En réponse à la requête de la Conférence des Nations Unies sur le développement durable, organisée à Rio de Janeiro, Brésil en 2012 un Groupe de Travail Ouvert (GTO) a été dès lors mis en place pour présenter les recommandations sur le programme de développement pour l’après-2015. Il s’agissait pour le Groupe de Travail Ouvert (GTO) créé en janvier 2013 d’élaborer un projet sur les objectifs de développement durable en vue de l’examen de celui-ci par l’Assemblée générale des Nations Unies lors de sa 68ème session en septembre de la même année.

Parallèlement à ce processus, l’Afrique a démarré ses réflexions depuis 2012 pour aboutir à une position commune du continent de garder les OMD tout en intégrant également les nouveaux défis auxquels fait face l’Afrique. La Conférence tenue à Alger du 03 au 08 mai 2015, et qui fait partie de ce processus, a ainsi adopté une Feuille de route visant à élaborer un cadre des indicateurs relatifs à l’Agenda de développement post-2015.

Les pays africains présents à cette Conférence ont par ailleurs décidé à l’unanimité le maintien des 17 cibles et 169 objectifs des ODD. Conformément à cette position commune de l’Afrique, chaque pays africain est invité à travailler dans ce sens à travers une large participation des différents acteurs de développement, dont le secteur public, le secteur privé, la société civile, les universités, les associations de jeunes et de femmes, les partenaires techniques et financiers.. .

C’est dans ce contexte que le Gouvernement, par le biais du Département que je dirige, a institué le cadre institutionnel du Processus des Objectifs de Développement Durable. Il comprend d’un côté un Comité d’Orientation et de Suivi composé des hauts responsables des institutions nationales et internationales qui entre autres missions, veillera à la réalisation finale des documents ODD, et de l’autre un Comité technique doté des compétences requises pour parfaire le processus, dont la consolidation du Rapport de la consultation nationale qui se tiendra à l’issue de la présente réunion.

J’ose ainsi espérer que toute la démarche qui devra aboutir à l’élaboration d’un Rapport national sur le processus ODD suscitera le débat sur les priorités qui devront être établies au niveau de notre pays. La présente séance étant le début du processus, le gouvernement, par le biais du Ministère de l’Economie et de la Planification, nous invite par conséquent à des réflexions communes et intenses afin de fournir des données pour une participation fructueuse des représentants de Madagascar aux débats, dialogues, négociations futures sur la mise en œuvre des ODD d’une part, d’identifier les indicateurs et le cadre des indicateurs pour la contribution de la grande île au Rapport de l’Afrique sur les indicateurs et le cadre des indicateurs pour le suivi des objectifs et des cibles de l’Agenda de développement post-2015 d’autre part. L’objectif est d’apporter les propositions de Madagascar à la stratégie des pays africains visant à ce que les priorités africaines fassent partie intégrante du résultat final de l’Agenda post-2015.

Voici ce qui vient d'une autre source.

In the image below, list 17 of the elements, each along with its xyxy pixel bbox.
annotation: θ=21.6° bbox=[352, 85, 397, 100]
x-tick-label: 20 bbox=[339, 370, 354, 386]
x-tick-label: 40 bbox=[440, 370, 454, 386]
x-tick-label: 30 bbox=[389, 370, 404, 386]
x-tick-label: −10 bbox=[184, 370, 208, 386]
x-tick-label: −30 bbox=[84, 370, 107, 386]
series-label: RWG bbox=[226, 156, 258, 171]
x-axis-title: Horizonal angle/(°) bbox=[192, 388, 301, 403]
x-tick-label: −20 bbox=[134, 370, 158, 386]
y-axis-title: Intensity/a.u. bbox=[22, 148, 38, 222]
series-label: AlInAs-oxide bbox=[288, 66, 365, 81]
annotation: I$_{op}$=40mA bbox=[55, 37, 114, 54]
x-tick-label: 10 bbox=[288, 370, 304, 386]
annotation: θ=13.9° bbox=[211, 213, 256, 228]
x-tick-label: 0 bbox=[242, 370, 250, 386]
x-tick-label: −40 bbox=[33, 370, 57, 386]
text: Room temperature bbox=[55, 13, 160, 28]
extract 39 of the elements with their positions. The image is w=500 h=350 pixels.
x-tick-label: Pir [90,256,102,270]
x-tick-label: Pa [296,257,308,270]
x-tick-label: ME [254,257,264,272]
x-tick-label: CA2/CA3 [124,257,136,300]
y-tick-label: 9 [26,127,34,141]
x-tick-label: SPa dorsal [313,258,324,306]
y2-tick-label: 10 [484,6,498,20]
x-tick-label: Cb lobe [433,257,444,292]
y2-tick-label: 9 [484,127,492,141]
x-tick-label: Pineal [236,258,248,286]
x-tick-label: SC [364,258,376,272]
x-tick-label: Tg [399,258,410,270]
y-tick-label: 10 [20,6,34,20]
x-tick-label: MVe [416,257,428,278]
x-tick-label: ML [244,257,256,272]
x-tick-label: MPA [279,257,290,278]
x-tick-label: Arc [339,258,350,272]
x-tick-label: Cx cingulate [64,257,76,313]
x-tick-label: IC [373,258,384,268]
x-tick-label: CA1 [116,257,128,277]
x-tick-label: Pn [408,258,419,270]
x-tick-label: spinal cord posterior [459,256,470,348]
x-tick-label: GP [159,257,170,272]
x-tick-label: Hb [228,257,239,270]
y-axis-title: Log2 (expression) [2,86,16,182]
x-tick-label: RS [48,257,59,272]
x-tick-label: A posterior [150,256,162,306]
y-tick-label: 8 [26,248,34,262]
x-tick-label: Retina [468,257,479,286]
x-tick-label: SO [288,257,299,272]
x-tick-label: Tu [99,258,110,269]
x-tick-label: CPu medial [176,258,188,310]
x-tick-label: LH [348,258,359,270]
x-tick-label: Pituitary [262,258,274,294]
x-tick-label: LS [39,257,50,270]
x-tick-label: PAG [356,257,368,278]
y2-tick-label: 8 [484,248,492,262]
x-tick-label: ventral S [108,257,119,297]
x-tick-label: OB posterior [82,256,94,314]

Madagascar disposera par ailleurs, à travers ce processus, d’une liste hiérarchisée des objectifs et cibles et des recommandations y relatives, notamment les recommandations clés concernant la manière d’intégrer les objectifs prioritaires (éducation, santé,…) dans le cadre global de développement post-2015.

Sur le plan africain et dans l’optique de la Feuille de route sur le développement et la mise en œuvre du cadre d’indicateurs et le cadre de suivi de l’Agenda post-2015, les résultats des travaux qui nous réuniront encore par la suite devront servir de base de travail pour les représentants des pays africains au sein du groupe de travail de préparation de la contribution de l’Afrique au rapport sur les indicateurs des objectifs de développement durable et l’Agenda global post-2015.

L’occasion est unique pour l’Afrique, dont Madagascar, de définir les priorités, les opportunités et les défis communs à l’ensemble du continent. Il y va de la défense et de la recherche et de l’instauration d’une transformation économique structurelle en vue d’un développement inclusif et axé sur l’être humain.

Je vous remercie de votre aimable attention !

Sur ce, je déclare ouvert cet atelier de lancement du processus ODD pour Madagascar.